A um dos lados do pátio estava um tablado, e em duas cadeiras sentados dois personagens que, por terem coroas na cabeça e cetros nas mãos, pareciam ser reis, ou verdadeiros ou fingidos. Ao pé deste tablado, para onde se subia por alguns degraus, viam-se outras duas cadeiras, nas quais os que trouxeram os presos sentaram D. Quixote e Sancho — tudo isto em silêncio e indicando-lhes, com sinais, que se calassem também; mas não era necessário sinal, porque o pasmo do que viam lhes atara as línguas. Subiram nisto ao tablado, com muito acompanhamento, dois principais personagens; logo D. Quixote conheceu que eram o duque e a duquesa, seus hospedeiros, que se sentaram em duas riquíssimas cadeiras, junto aos dois que pareciam reis. Quem não se havia de admirar com isto, juntando-se-lhe o ter conhecido D. Quixote que o cadáver que estava no túmulo era o da formosa Aitisidora?
Ao subirem ao tablado o duque e a duquesa, levantaram-se D. Quixote e Sancho, fizeram-lhes um profundo cumprimento, a que os duques corresponderam com uma ligeira inclinação de cabeça. Saiu nisto um beleguim e, chegando-se a Sancho, deitou-lhe aos ombros uma roupa de bocaxim negro, toda pintada de labaredas; e, tirando-lhe a carapuça, pôs-lhe na cabeça uma mitra, à moda das que levam os penitenciados dos autos-de-fé, e disse-lhe ao ouvido que não abrisse o bico, porque lhe poriam uma mordaça, ou lhe tirariam a vida. Olhava Sancho para si dos pés à cabeça; via-se ardendo em chamas, mas, como o não queimavam, não fazia caso delas. Tirou a mitra e viu-a pintada de diabos, e tornou-a a pôr, dizendo entre si:
— Ainda bem que nem elas me abrasam, nem eles me levam.

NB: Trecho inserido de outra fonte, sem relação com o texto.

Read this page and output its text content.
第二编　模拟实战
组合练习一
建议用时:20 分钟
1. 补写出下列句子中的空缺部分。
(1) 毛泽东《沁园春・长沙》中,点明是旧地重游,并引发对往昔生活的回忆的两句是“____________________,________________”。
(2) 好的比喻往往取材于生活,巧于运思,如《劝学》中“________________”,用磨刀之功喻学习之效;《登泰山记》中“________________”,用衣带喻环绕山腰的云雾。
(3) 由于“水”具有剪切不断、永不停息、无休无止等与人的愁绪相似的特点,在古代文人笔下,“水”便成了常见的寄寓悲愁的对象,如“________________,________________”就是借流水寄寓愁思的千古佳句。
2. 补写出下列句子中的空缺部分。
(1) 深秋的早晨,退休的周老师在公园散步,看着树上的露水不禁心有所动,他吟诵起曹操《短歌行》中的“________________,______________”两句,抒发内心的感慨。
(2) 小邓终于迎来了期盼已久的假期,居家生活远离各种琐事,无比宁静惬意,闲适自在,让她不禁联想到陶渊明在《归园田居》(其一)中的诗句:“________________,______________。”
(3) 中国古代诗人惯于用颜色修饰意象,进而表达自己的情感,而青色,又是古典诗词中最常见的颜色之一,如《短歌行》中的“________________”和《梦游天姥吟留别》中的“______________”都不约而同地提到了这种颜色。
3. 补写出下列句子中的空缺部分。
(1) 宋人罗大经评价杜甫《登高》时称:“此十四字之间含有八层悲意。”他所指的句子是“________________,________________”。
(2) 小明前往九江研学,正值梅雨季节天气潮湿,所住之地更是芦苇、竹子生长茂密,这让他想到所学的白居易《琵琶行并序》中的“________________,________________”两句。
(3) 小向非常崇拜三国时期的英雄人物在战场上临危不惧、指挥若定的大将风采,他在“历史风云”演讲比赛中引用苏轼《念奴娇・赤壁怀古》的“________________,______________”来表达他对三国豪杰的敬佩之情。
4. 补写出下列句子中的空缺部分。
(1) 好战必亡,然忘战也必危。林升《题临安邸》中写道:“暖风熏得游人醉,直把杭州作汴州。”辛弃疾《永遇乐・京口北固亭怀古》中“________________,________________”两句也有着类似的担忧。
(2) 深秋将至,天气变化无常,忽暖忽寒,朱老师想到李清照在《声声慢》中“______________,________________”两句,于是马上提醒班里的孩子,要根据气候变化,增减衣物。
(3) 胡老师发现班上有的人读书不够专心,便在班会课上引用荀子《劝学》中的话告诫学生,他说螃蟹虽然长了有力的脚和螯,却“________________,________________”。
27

Mirava-o também D. Quixote e, ainda que o temor lhe suspendia os sentidos, não deixou de se rir ao ver a figura de Sancho. Começou nisto a sair, parecia que de debaixo do túmulo, um som brando e suave de flautas que, por não ser interrompido por voz humana, porque naquele sítio o silêncio parecia ainda mais silêncio, mais brando e amoroso se mostrava. Logo apareceu, de improviso, junto à almofada do que parecia cadáver, um gentil mancebo vestido à romana que, ao som de uma harpa, que ele mesmo tocava, cantou, com voz dulcíssitna e clara, estas duas estâncias:
- Enquanto não ressurge Altisidora,
- de D. Quixote a vítima discreta,
- e as damas na corte encantadora
- enverguem cada qual sua roupeta,
- a duquesa gentil, minha senhora
- manda as donas vestir-se de baeta,
- cantarei a beldade que morreu
- com melhor plectro do que o próprio Orfeu.
- E parece-me até que me não toca
- um tal dever unicamente em vida,
- mas com a língua morta em fria boca
- hei-de soltar a voz que te é devida.
- Livre a minha alma da apertada toca,
- e pelo Estígio lago conduzida,
- celebrando-te irá, e ao seu lamento
- hão-de as águas parar de esquecimento.
— Basta — disse um dos dois, que pareciam reis — não acabarias nunca se quisesses representar-nos agora a morte e as graças da incomparável Altisidora, não falecida, como pensa o mundo ignorante, mas viva, nas línguas da fama e no castigo que, para a restituir à luz perdida, há-de sofrer Sancho Pança, que presente se acha; e assim, tu, Radamanto, que és julgador comigo nas lôbregas cavernas de Dite, já que sabes tudo o que está resolvido, nos imperscrutáveis fados, a respeito da ressurreição desta donzela, dize-o e declara-o imediatamente, para que não se dilate a posse do bem que esperamos do seu regresso à vida.
Apenas disse isto Minos, juiz e companheiro de Radamanto, logo este, pondo-se em pé, exclamou:
— Eia, ministros desta casa, altos e baixos, grandes e pequenos: acudi uns atrás dos outros e arrumai no rosto de Sancho vinte e quatro tabefes, e nos seus braços e lombos doze beliscões e seis picadas de alfinetes, que nesta cerimônia consiste a salvação de Altisidora.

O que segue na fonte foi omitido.